I am trying to understand the graph of $\int_0^1\int_{8y}^1dxdy$. Upon solving the double integral, I get $\int_0^1{1-8y}dy\Rightarrow-3.$ Which I believe is correct, but I'm mainly putting this work in case it matters for the graph or I did something wrong. But upon graphing the boundary equations, I get the following graph https://www.desmos.com/calculator/xofiu5ggqs.
This is what I don't understand. I have not seen this particular case. I'm not sure what happens when a horizontal bound "cuts off" (for lack of a better phrase), a vertical bound like this. So does this double integral solve for the red region or black region or something entirely different? Also, to my understanding, a double integral will only be negative if the region is below the x-axis as well so perhaps my work is incorrect as well. So there's a lot I don't understand about this graph.

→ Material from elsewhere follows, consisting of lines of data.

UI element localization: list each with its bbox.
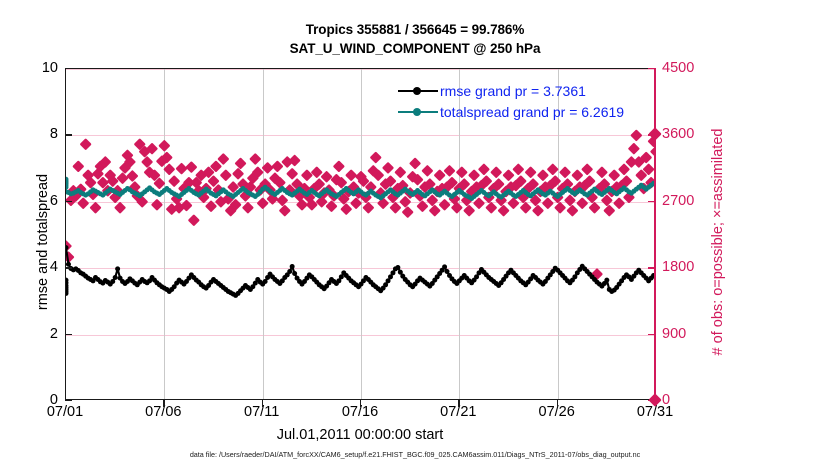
obs-marker (632, 131, 641, 140)
obs-marker (170, 177, 179, 186)
series-marker (292, 271, 297, 276)
obs-marker (347, 171, 356, 180)
obs-marker (263, 163, 272, 172)
obs-marker (352, 199, 361, 208)
y-axis-left-tick-mark (65, 334, 72, 335)
obs-marker (457, 168, 466, 177)
y-axis-left-tick-label: 10 (0, 60, 58, 76)
obs-marker (465, 206, 474, 215)
obs-marker (209, 177, 218, 186)
obs-marker (602, 196, 611, 205)
obs-marker (492, 168, 501, 177)
legend-label-rmse: rmse grand pr = 3.7361 (438, 83, 586, 99)
y-axis-right-tick-mark (648, 201, 655, 202)
obs-marker (561, 168, 570, 177)
y-axis-right-tick-mark (648, 68, 655, 69)
obs-marker (568, 206, 577, 215)
obs-marker (487, 203, 496, 212)
series-marker (113, 275, 118, 280)
obs-marker (578, 199, 587, 208)
obs-marker (229, 183, 238, 192)
series-marker (115, 266, 120, 271)
obs-marker (212, 162, 221, 171)
chart-canvas: Tropics 355881 / 356645 = 99.786% SAT_U_… (0, 0, 830, 470)
obs-marker (189, 216, 198, 225)
obs-marker (317, 197, 326, 206)
obs-marker (81, 140, 90, 149)
chart-title-line-2: SAT_U_WIND_COMPONENT @ 250 hPa (0, 41, 830, 56)
obs-marker (610, 171, 619, 180)
obs-marker (280, 206, 289, 215)
obs-marker (509, 199, 518, 208)
obs-marker (514, 165, 523, 174)
y-axis-right-title: # of obs: o=possible; ×=assimilated (710, 77, 726, 407)
obs-marker (403, 208, 412, 217)
obs-marker (556, 203, 565, 212)
obs-marker (573, 171, 582, 180)
obs-marker (116, 203, 125, 212)
obs-marker (539, 171, 548, 180)
legend: rmse grand pr = 3.7361 totalspread grand… (398, 80, 648, 122)
obs-marker (475, 199, 484, 208)
obs-marker (234, 169, 243, 178)
obs-marker (598, 168, 607, 177)
obs-marker (135, 140, 144, 149)
obs-marker (298, 200, 307, 209)
obs-marker (74, 162, 83, 171)
obs-marker (499, 206, 508, 215)
series-marker (395, 265, 400, 270)
obs-marker (160, 141, 169, 150)
series-marker (442, 264, 447, 269)
obs-marker (644, 165, 653, 174)
series-marker (66, 262, 71, 267)
legend-item-totalspread[interactable]: totalspread grand pr = 6.2619 (398, 101, 648, 122)
obs-marker (615, 199, 624, 208)
obs-marker (430, 206, 439, 215)
obs-marker (391, 203, 400, 212)
obs-marker (637, 171, 646, 180)
obs-marker (620, 165, 629, 174)
obs-marker (244, 203, 253, 212)
obs-marker (521, 203, 530, 212)
obs-marker (118, 174, 127, 183)
obs-scatter-series (66, 131, 655, 279)
y-axis-left-tick-mark (65, 267, 72, 268)
data-file-footer: data file: /Users/raeder/DAI/ATM_forcXX/… (0, 450, 830, 459)
obs-marker (440, 200, 449, 209)
x-axis-tick-mark (262, 400, 263, 407)
obs-marker (153, 200, 162, 209)
obs-marker (534, 206, 543, 215)
obs-marker (221, 171, 230, 180)
obs-marker (423, 166, 432, 175)
obs-marker (288, 169, 297, 178)
obs-marker (470, 171, 479, 180)
obs-marker (322, 172, 331, 181)
obs-marker (219, 155, 228, 164)
rmse-series (66, 245, 655, 298)
obs-marker (452, 203, 461, 212)
obs-marker (605, 206, 614, 215)
obs-marker (278, 196, 287, 205)
y-axis-left-tick-mark (65, 201, 72, 202)
obs-marker (98, 178, 107, 187)
obs-marker (543, 199, 552, 208)
series-marker (290, 264, 295, 269)
right-axis-zero-marker (648, 393, 662, 407)
obs-marker (128, 172, 137, 181)
series-marker (287, 269, 292, 274)
obs-marker (629, 144, 638, 153)
obs-marker (504, 171, 513, 180)
x-axis-title: Jul.01,2011 00:00:00 start (65, 427, 655, 443)
series-marker (604, 278, 609, 283)
obs-marker (428, 196, 437, 205)
obs-marker (435, 171, 444, 180)
legend-label-totalspread: totalspread grand pr = 6.2619 (438, 104, 624, 120)
obs-marker (384, 163, 393, 172)
obs-marker (207, 202, 216, 211)
y-axis-right-tick-label: 4500 (662, 60, 720, 76)
obs-marker (371, 153, 380, 162)
right-axis-endpoint-marker (648, 127, 662, 141)
y-axis-left-tick-mark (65, 400, 72, 401)
obs-marker (364, 203, 373, 212)
obs-marker (480, 165, 489, 174)
x-axis-tick-mark (458, 400, 459, 407)
legend-marker-totalspread-icon (398, 106, 438, 118)
obs-marker (401, 197, 410, 206)
obs-marker (445, 166, 454, 175)
chart-title-line-1: Tropics 355881 / 356645 = 99.786% (0, 22, 830, 37)
x-axis-tick-mark (360, 400, 361, 407)
obs-marker (177, 164, 186, 173)
obs-marker (236, 159, 245, 168)
obs-marker (303, 171, 312, 180)
obs-marker (327, 202, 336, 211)
obs-marker (418, 202, 427, 211)
obs-marker (583, 165, 592, 174)
obs-marker (155, 179, 164, 188)
obs-marker (273, 162, 282, 171)
obs-marker (187, 163, 196, 172)
obs-marker (165, 165, 174, 174)
obs-marker (334, 162, 343, 171)
y-axis-left-tick-mark (65, 68, 72, 69)
x-axis-tick-mark (557, 400, 558, 407)
obs-marker (411, 159, 420, 168)
obs-marker (312, 168, 321, 177)
obs-marker (396, 168, 405, 177)
obs-marker (258, 199, 267, 208)
right-axis-line (654, 68, 656, 400)
obs-marker (526, 168, 535, 177)
obs-marker (143, 158, 152, 167)
obs-marker (79, 199, 88, 208)
y-axis-left-title: rmse and totalspread (35, 77, 51, 407)
y-axis-left-tick-mark (65, 134, 72, 135)
y-axis-right-tick-mark (648, 267, 655, 268)
obs-marker (548, 165, 557, 174)
obs-marker (251, 155, 260, 164)
legend-marker-rmse-icon (398, 85, 438, 97)
obs-marker (590, 203, 599, 212)
obs-marker (566, 196, 575, 205)
legend-item-rmse[interactable]: rmse grand pr = 3.7361 (398, 80, 648, 101)
obs-marker (91, 203, 100, 212)
x-axis-tick-mark (163, 400, 164, 407)
obs-marker (342, 205, 351, 214)
y-axis-right-tick-mark (648, 334, 655, 335)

Edit: I saw some posts that were deleted by their poster that stated that the result of $-3$ comes from the difference of the triangle formed by the intersection of $x=8y, y=1$ and the red region. Is it proper for this to happen? In other words, is it not acceptable for a double integral to represent the area of two regions or is it simply a unique case?
Best Answer
As you can see from Desmos the boundary of your integral does not describe any valid region since it is doing the black triangle plus the negative of a triangle to the right of the red region. You'll have to ask your professor to correct the typo.